Al magistrado Santiago Pedraz se le está juzgando por sus declaraciones en la polémica sentencia que absuelve a los activistas del 25-S de la acusación de conspirar contra el Parlamento y las instituciones del Estado. El juez podría haberse ahorrado en su enjuiciamiento las palabras con las que pretende defender la libertad de expresión ante «la decadencia de la clase política», aunque esto último sea en la actualidad un hecho evidente bastante más que subjetivo. Prueba de ello son, por ejemplo, los improcedentes ataques del portavoz adjunto del Grupo Popular, calificando a Pedraz de «pijo ácrata» e «indecente».

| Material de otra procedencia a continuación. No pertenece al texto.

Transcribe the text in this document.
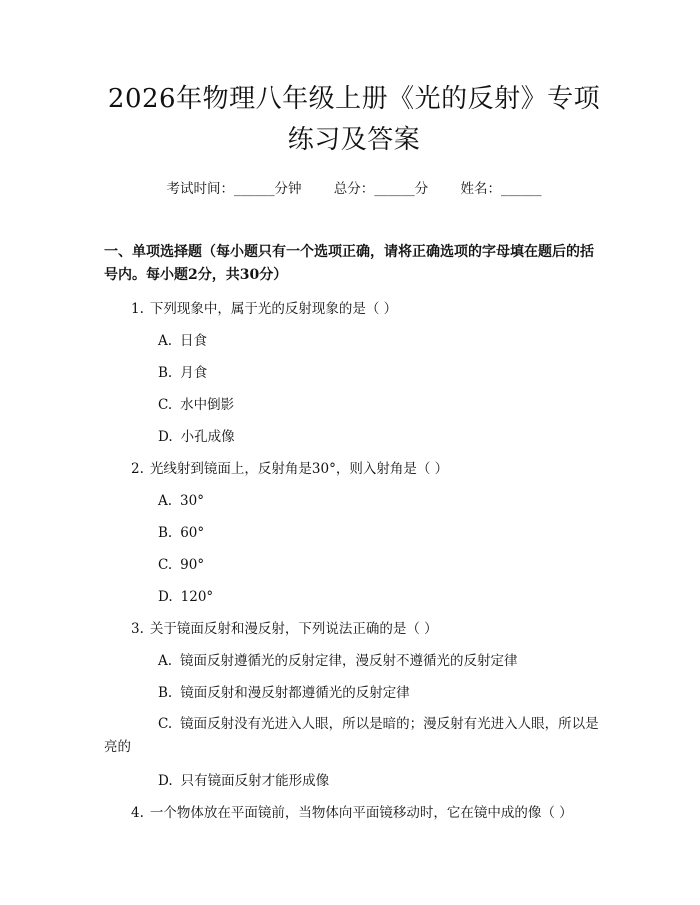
2026年物理八年级上册《光的反射》专项练习及答案
考试时间：______分钟 总分：______分 姓名：______
一、单项选择题（每小题只有一个选项正确，请将正确选项的字母填在题后的括号内。每小题2分，共30分）
1. 下列现象中，属于光的反射现象的是（ ）
A. 日食
B. 月食
C. 水中倒影
D. 小孔成像
2. 光线射到镜面上，反射角是30°，则入射角是（ ）
A. 30°
B. 60°
C. 90°
D. 120°
3. 关于镜面反射和漫反射，下列说法正确的是（ ）
A. 镜面反射遵循光的反射定律，漫反射不遵循光的反射定律
B. 镜面反射和漫反射都遵循光的反射定律
C. 镜面反射没有光进入人眼，所以是暗的；漫反射有光进入人眼，所以是亮的
D. 只有镜面反射才能形成像
4. 一个物体放在平面镜前，当物体向平面镜移动时，它在镜中成的像（ ）
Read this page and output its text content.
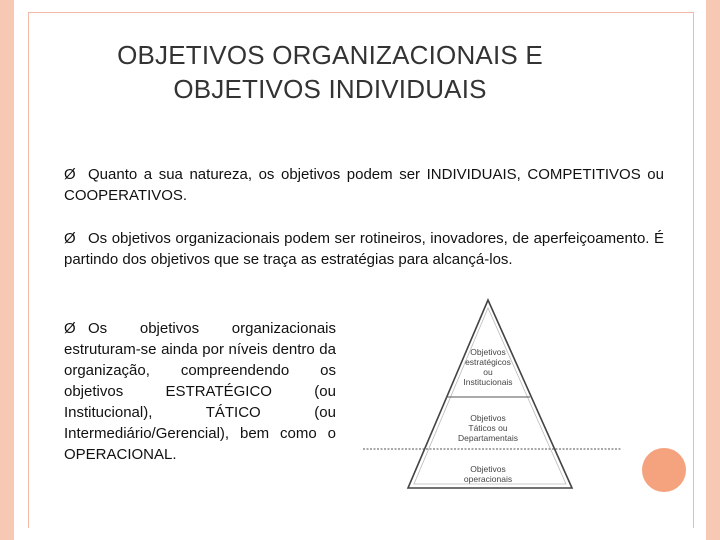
OBJETIVOS ORGANIZACIONAIS E
OBJETIVOS INDIVIDUAIS
Ø Quanto a sua natureza, os objetivos podem ser INDIVIDUAIS, COMPETITIVOS ou COOPERATIVOS.
Ø Os objetivos organizacionais podem ser rotineiros, inovadores, de aperfeiçoamento. É partindo dos objetivos que se traça as estratégias para alcançá-los.
Ø Os objetivos organizacionais estruturam-se ainda por níveis dentro da organização, compreendendo os objetivos ESTRATÉGICO (ou Institucional), TÁTICO (ou Intermediário/Gerencial), bem como o OPERACIONAL.
Objetivos
estratégicos
ou
Institucionais
Objetivos
Táticos ou
Departamentais
Objetivos
operacionais
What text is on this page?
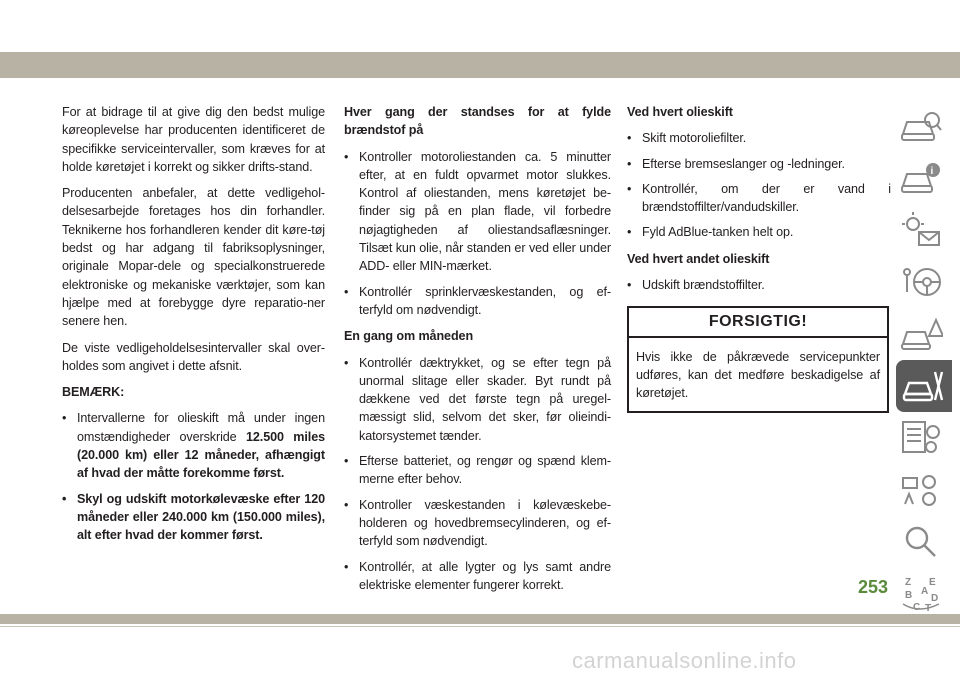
For at bidrage til at give dig den bedst mulige køreoplevelse har producenten identificeret de specifikke serviceintervaller, som kræves for at holde køretøjet i korrekt og sikker drifts-stand.

Producenten anbefaler, at dette vedligehol-delsesarbejde foretages hos din forhandler. Teknikerne hos forhandleren kender dit køre-tøj bedst og har adgang til fabriksoplysninger, originale Mopar-dele og specialkonstruerede elektroniske og mekaniske værktøjer, som kan hjælpe med at forebygge dyre reparatio-ner senere hen.

De viste vedligeholdelsesintervaller skal over-holdes som angivet i dette afsnit.

BEMÆRK:

• Intervallerne for olieskift må under ingen omstændigheder overskride 12.500 miles (20.000 km) eller 12 måneder, afhængigt af hvad der måtte forekomme først.
• Skyl og udskift motorkølevæske efter 120 måneder eller 240.000 km (150.000 miles), alt efter hvad der kommer først.

Hver gang der standses for at fylde brændstof på

• Kontroller motoroliestanden ca. 5 minutter efter, at en fuldt opvarmet motor slukkes. Kontrol af oliestanden, mens køretøjet be-finder sig på en plan flade, vil forbedre nøjagtigheden af oliestandsaflæsninger. Tilsæt kun olie, når standen er ved eller under ADD- eller MIN-mærket.
• Kontrollér sprinklervæskestanden, og ef-terfyld om nødvendigt.

En gang om måneden

• Kontrollér dæktrykket, og se efter tegn på unormal slitage eller skader. Byt rundt på dækkene ved det første tegn på uregel-mæssigt slid, selvom det sker, før olieindi-katorsystemet tænder.
• Efterse batteriet, og rengør og spænd klem-merne efter behov.
• Kontroller væskestanden i kølevæskebe-holderen og hovedbremsecylinderen, og ef-terfyld som nødvendigt.
• Kontrollér, at alle lygter og lys samt andre elektriske elementer fungerer korrekt.

Ved hvert olieskift

• Skift motoroliefilter.
• Efterse bremseslanger og -ledninger.
• Kontrollér, om der er vand i brændstoffilter/vandudskiller.
• Fyld AdBlue-tanken helt op.

Ved hvert andet olieskift

• Udskift brændstoffilter.
FORSIGTIG!
Hvis ikke de påkrævede servicepunkter udføres, kan det medføre beskadigelse af køretøjet.
i
Z E
B A
D
C T
253
carmanualsonline.info
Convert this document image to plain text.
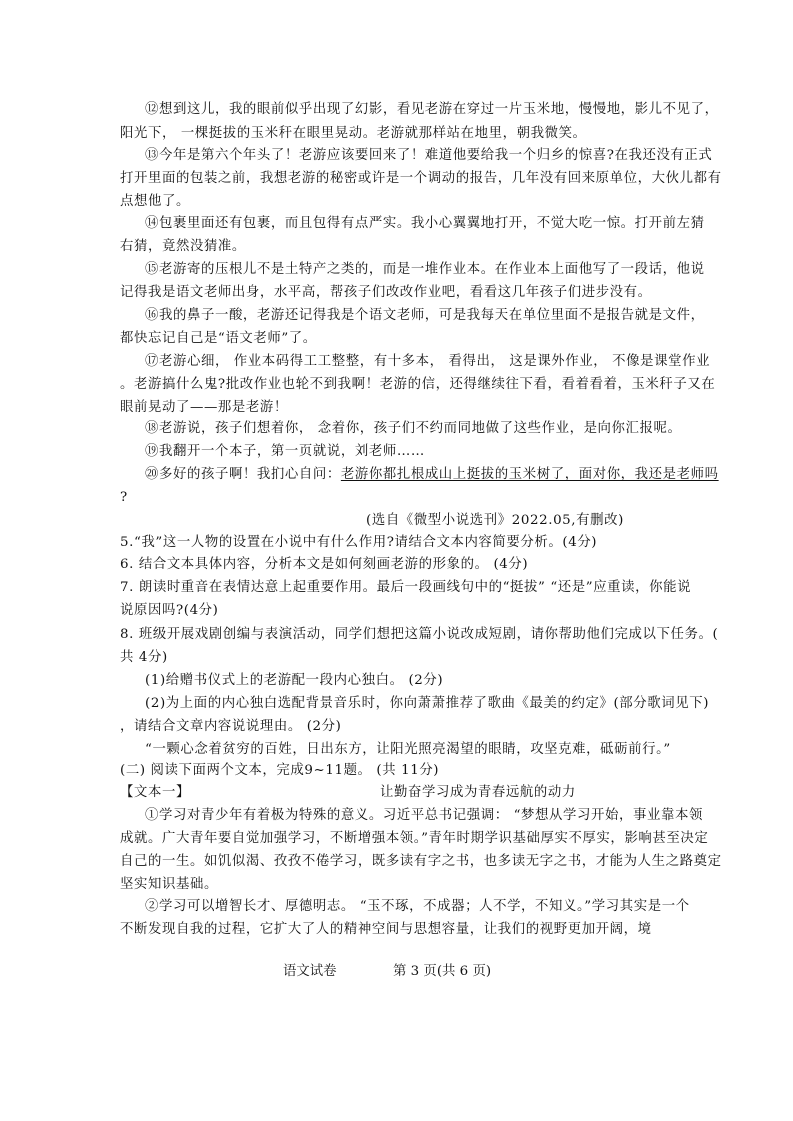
⑫想到这儿，我的眼前似乎出现了幻影，看见老游在穿过一片玉米地，慢慢地，影儿不见了，
阳光下， 一棵挺拔的玉米秆在眼里晃动。老游就那样站在地里，朝我微笑。
⑬今年是第六个年头了！老游应该要回来了！难道他要给我一个归乡的惊喜?在我还没有正式
打开里面的包装之前，我想老游的秘密或许是一个调动的报告，几年没有回来原单位，大伙儿都有
点想他了。
⑭包裹里面还有包裹，而且包得有点严实。我小心翼翼地打开，不觉大吃一惊。打开前左猜
右猜，竟然没猜准。
⑮老游寄的压根儿不是土特产之类的，而是一堆作业本。在作业本上面他写了一段话，他说
记得我是语文老师出身，水平高，帮孩子们改改作业吧，看看这几年孩子们进步没有。
⑯我的鼻子一酸，老游还记得我是个语文老师，可是我每天在单位里面不是报告就是文件，
都快忘记自己是“语文老师”了。
⑰老游心细， 作业本码得工工整整，有十多本， 看得出， 这是课外作业， 不像是课堂作业
。老游搞什么鬼?批改作业也轮不到我啊！老游的信，还得继续往下看，看着看着，玉米秆子又在
眼前晃动了——那是老游！
⑱老游说，孩子们想着你， 念着你，孩子们不约而同地做了这些作业，是向你汇报呢。
⑲我翻开一个本子，第一页就说，刘老师……
⑳多好的孩子啊！我扪心自问：老游你都扎根成山上挺拔的玉米树了，面对你，我还是老师吗
?
(选自《微型小说选刊》2022.05,有删改)
5.“我”这一人物的设置在小说中有什么作用?请结合文本内容简要分析。(4分)
6. 结合文本具体内容，分析本文是如何刻画老游的形象的。 (4分)
7. 朗读时重音在表情达意上起重要作用。最后一段画线句中的“挺拔” “还是”应重读，你能说
说原因吗?(4分)
8. 班级开展戏剧创编与表演活动，同学们想把这篇小说改成短剧，请你帮助他们完成以下任务。(
共 4分)
(1)给赠书仪式上的老游配一段内心独白。 (2分)
(2)为上面的内心独白选配背景音乐时，你向萧萧推荐了歌曲《最美的约定》(部分歌词见下)
，请结合文章内容说说理由。 (2分)
“一颗心念着贫穷的百姓，日出东方，让阳光照亮渴望的眼睛，攻坚克难，砥砺前行。”
(二) 阅读下面两个文本，完成9~11题。 (共 11分)
【文本一】	让勤奋学习成为青春远航的动力
①学习对青少年有着极为特殊的意义。习近平总书记强调： “梦想从学习开始，事业靠本领
成就。广大青年要自觉加强学习，不断增强本领。”青年时期学识基础厚实不厚实，影响甚至决定
自己的一生。如饥似渴、孜孜不倦学习，既多读有字之书，也多读无字之书，才能为人生之路奠定
坚实知识基础。
②学习可以增智长才、厚德明志。 “玉不琢，不成器；人不学，不知义。”学习其实是一个
不断发现自我的过程，它扩大了人的精神空间与思想容量，让我们的视野更加开阔，境
语文试卷	第 3 页(共 6 页)
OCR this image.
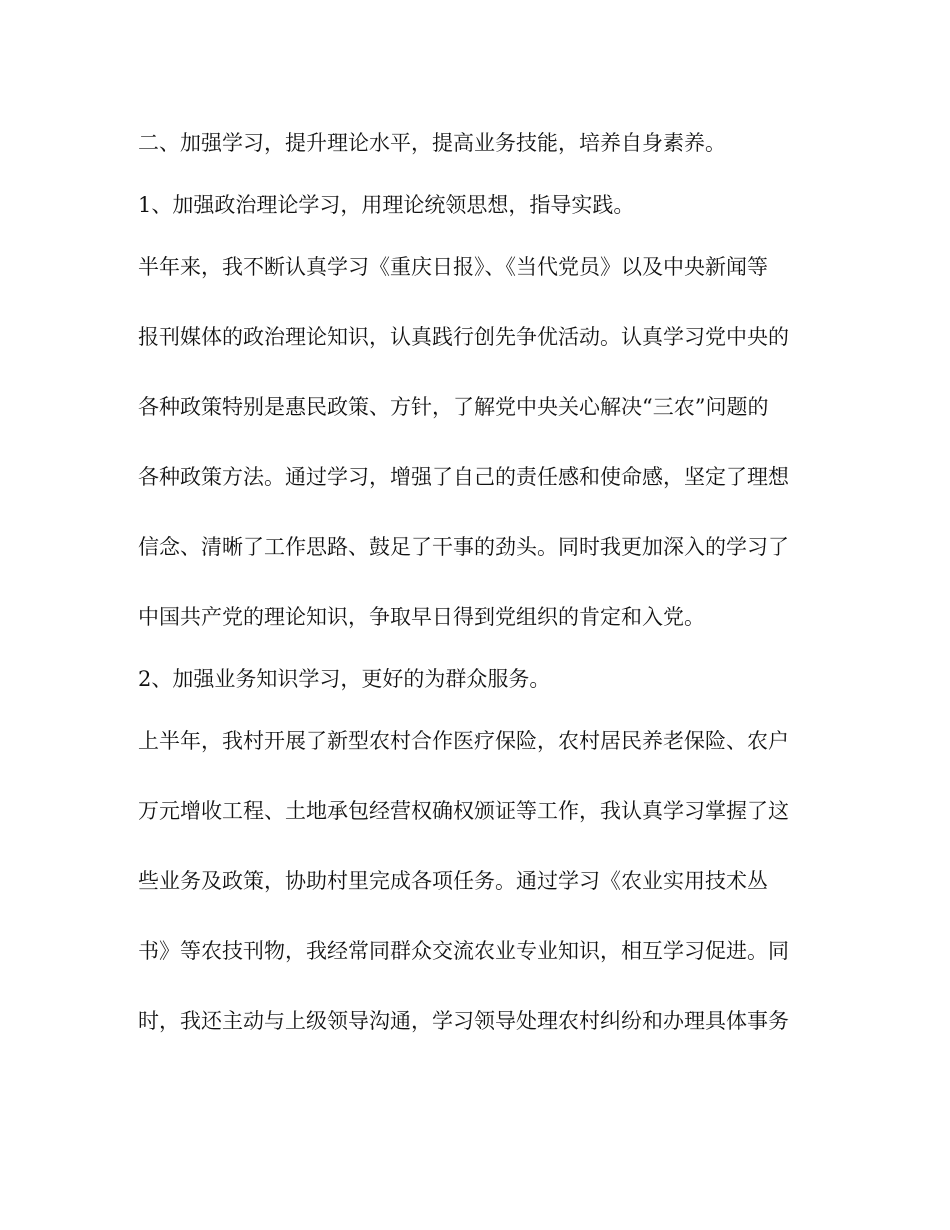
二、加强学习，提升理论水平，提高业务技能，培养自身素养。
1、加强政治理论学习，用理论统领思想，指导实践。
半年来，我不断认真学习《重庆日报》、《当代党员》以及中央新闻等
报刊媒体的政治理论知识，认真践行创先争优活动。认真学习党中央的
各种政策特别是惠民政策、方针，了解党中央关心解决“三农”问题的
各种政策方法。通过学习，增强了自己的责任感和使命感，坚定了理想
信念、清晰了工作思路、鼓足了干事的劲头。同时我更加深入的学习了
中国共产党的理论知识，争取早日得到党组织的肯定和入党。
2、加强业务知识学习，更好的为群众服务。
上半年，我村开展了新型农村合作医疗保险，农村居民养老保险、农户
万元增收工程、土地承包经营权确权颁证等工作，我认真学习掌握了这
些业务及政策，协助村里完成各项任务。通过学习《农业实用技术丛
书》等农技刊物，我经常同群众交流农业专业知识，相互学习促进。同
时，我还主动与上级领导沟通，学习领导处理农村纠纷和办理具体事务
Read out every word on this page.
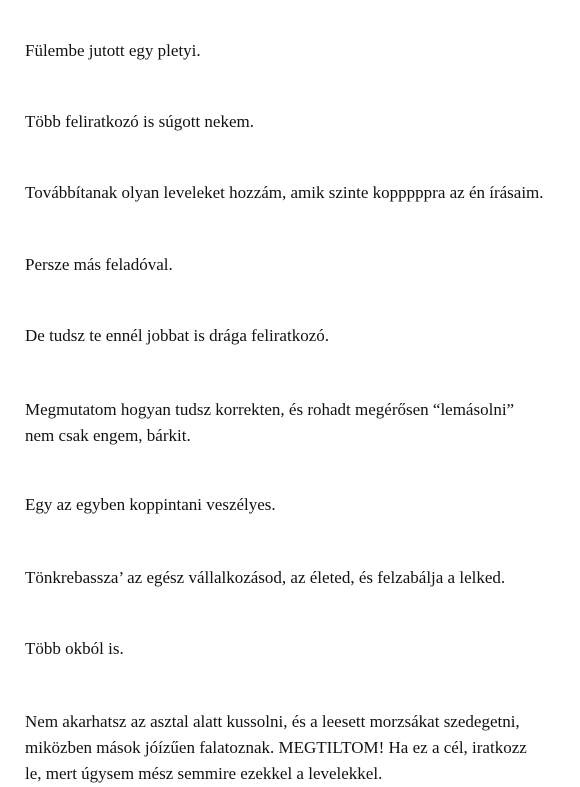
Fülembe jutott egy pletyi.

Több feliratkozó is súgott nekem.

Továbbítanak olyan leveleket hozzám, amik szinte kopppppra az én írásaim.

Persze más feladóval.

De tudsz te ennél jobbat is drága feliratkozó.

Megmutatom hogyan tudsz korrekten, és rohadt megérősen “lemásolni” nem csak engem, bárkit.

Egy az egyben koppintani veszélyes.

Tönkrebassza’ az egész vállalkozásod, az életed, és felzabálja a lelked.

Több okból is.

Nem akarhatsz az asztal alatt kussolni, és a leesett morzsákat szedegetni, miközben mások jóízűen falatoznak. MEGTILTOM! Ha ez a cél, iratkozz le, mert úgysem mész semmire ezekkel a levelekkel.
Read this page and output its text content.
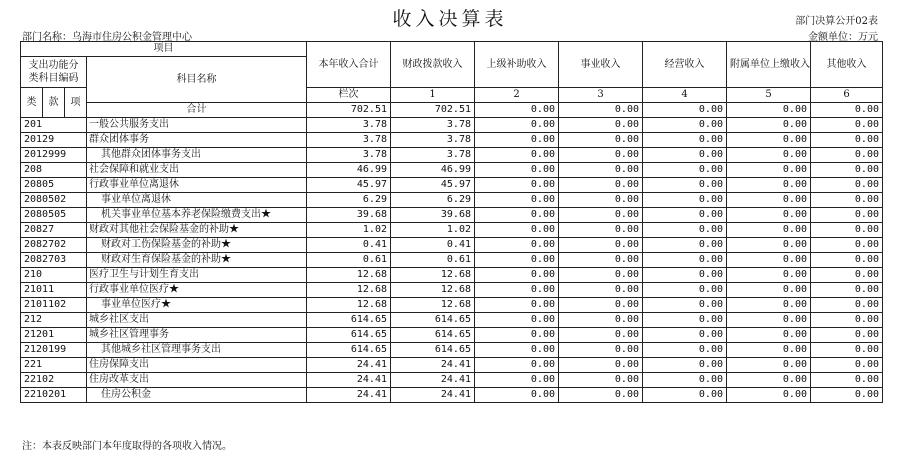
收入决算表	部门决算公开02表
部门名称：乌海市住房公积金管理中心	金额单位：万元
项目				本年收入合计	财政拨款收入	上级补助收入	事业收入	经营收入	附属单位上缴收入	其他收入	
支出功能分类科目编码			科目名称								

类	款	项		栏次	1	2	3	4	5	6	
			合计	702.51	702.51	0.00	0.00	0.00	0.00	0.00	
201			一般公共服务支出	3.78	3.78	0.00	0.00	0.00	0.00	0.00	
20129			群众团体事务	3.78	3.78	0.00	0.00	0.00	0.00	0.00	
2012999			其他群众团体事务支出	3.78	3.78	0.00	0.00	0.00	0.00	0.00	
208			社会保障和就业支出	46.99	46.99	0.00	0.00	0.00	0.00	0.00	
20805			行政事业单位离退休	45.97	45.97	0.00	0.00	0.00	0.00	0.00	
2080502			事业单位离退休	6.29	6.29	0.00	0.00	0.00	0.00	0.00	
2080505			机关事业单位基本养老保险缴费支出★	39.68	39.68	0.00	0.00	0.00	0.00	0.00	
20827			财政对其他社会保险基金的补助★	1.02	1.02	0.00	0.00	0.00	0.00	0.00	
2082702			财政对工伤保险基金的补助★	0.41	0.41	0.00	0.00	0.00	0.00	0.00	
2082703			财政对生育保险基金的补助★	0.61	0.61	0.00	0.00	0.00	0.00	0.00	
210			医疗卫生与计划生育支出	12.68	12.68	0.00	0.00	0.00	0.00	0.00	
21011			行政事业单位医疗★	12.68	12.68	0.00	0.00	0.00	0.00	0.00	
2101102			事业单位医疗★	12.68	12.68	0.00	0.00	0.00	0.00	0.00	
212			城乡社区支出	614.65	614.65	0.00	0.00	0.00	0.00	0.00	
21201			城乡社区管理事务	614.65	614.65	0.00	0.00	0.00	0.00	0.00	
2120199			其他城乡社区管理事务支出	614.65	614.65	0.00	0.00	0.00	0.00	0.00	
221			住房保障支出	24.41	24.41	0.00	0.00	0.00	0.00	0.00	
22102			住房改革支出	24.41	24.41	0.00	0.00	0.00	0.00	0.00	
2210201			住房公积金	24.41	24.41	0.00	0.00	0.00	0.00	0.00	
注：本表反映部门本年度取得的各项收入情况。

Por lo demás, el magistrado de la Audiencia se basa en que fue la propia delegada del Gobierno quien autorizó la manifestación y en que no había por parte de los manifestantes intención de ocupar la Cámara. Los diputados, se desprende de lo acontecido, desempeñaron con normalidad su cometido parlamentario aunque puede que algo agobiados por la algarada en los alrededores del Congreso. Esto último no lo dice el juez, aunque cabe suponerlo.

Probablemente el enfado de la «decadente clase política», puestas sean las palabras en su contexto adecuado, provenga no sólo de la extralimitación de un juez de la Audiencia al que le gustan demasiado los focos, sino más bien de la constatación por parte de otro poder de que el tumulto de la calle no significa por ahora un ataque a la soberanía nacional. Precisamente cuando es el Gobierno quien habla de delimitar la protesta callejera convendría tener claro cuándo la turba invade la legitimidad de los representantes elegidos por el pueblo soberano, para no tener que estar bailando continuamente en una cuerda floja.

Ahora ha sido un magistrado figurón el que ha desfigurado con extralimitaciones su opinión técnica sobre lo que es o no delito de conspiración contra las instituciones del Estado. Y un representante de la clase política el que se ha extralimitado verbalmente al juzgar al juez utilizando adjetivos propios de los sans-culottes acusados y absueltos de sedición. Se impone algo más de juicio.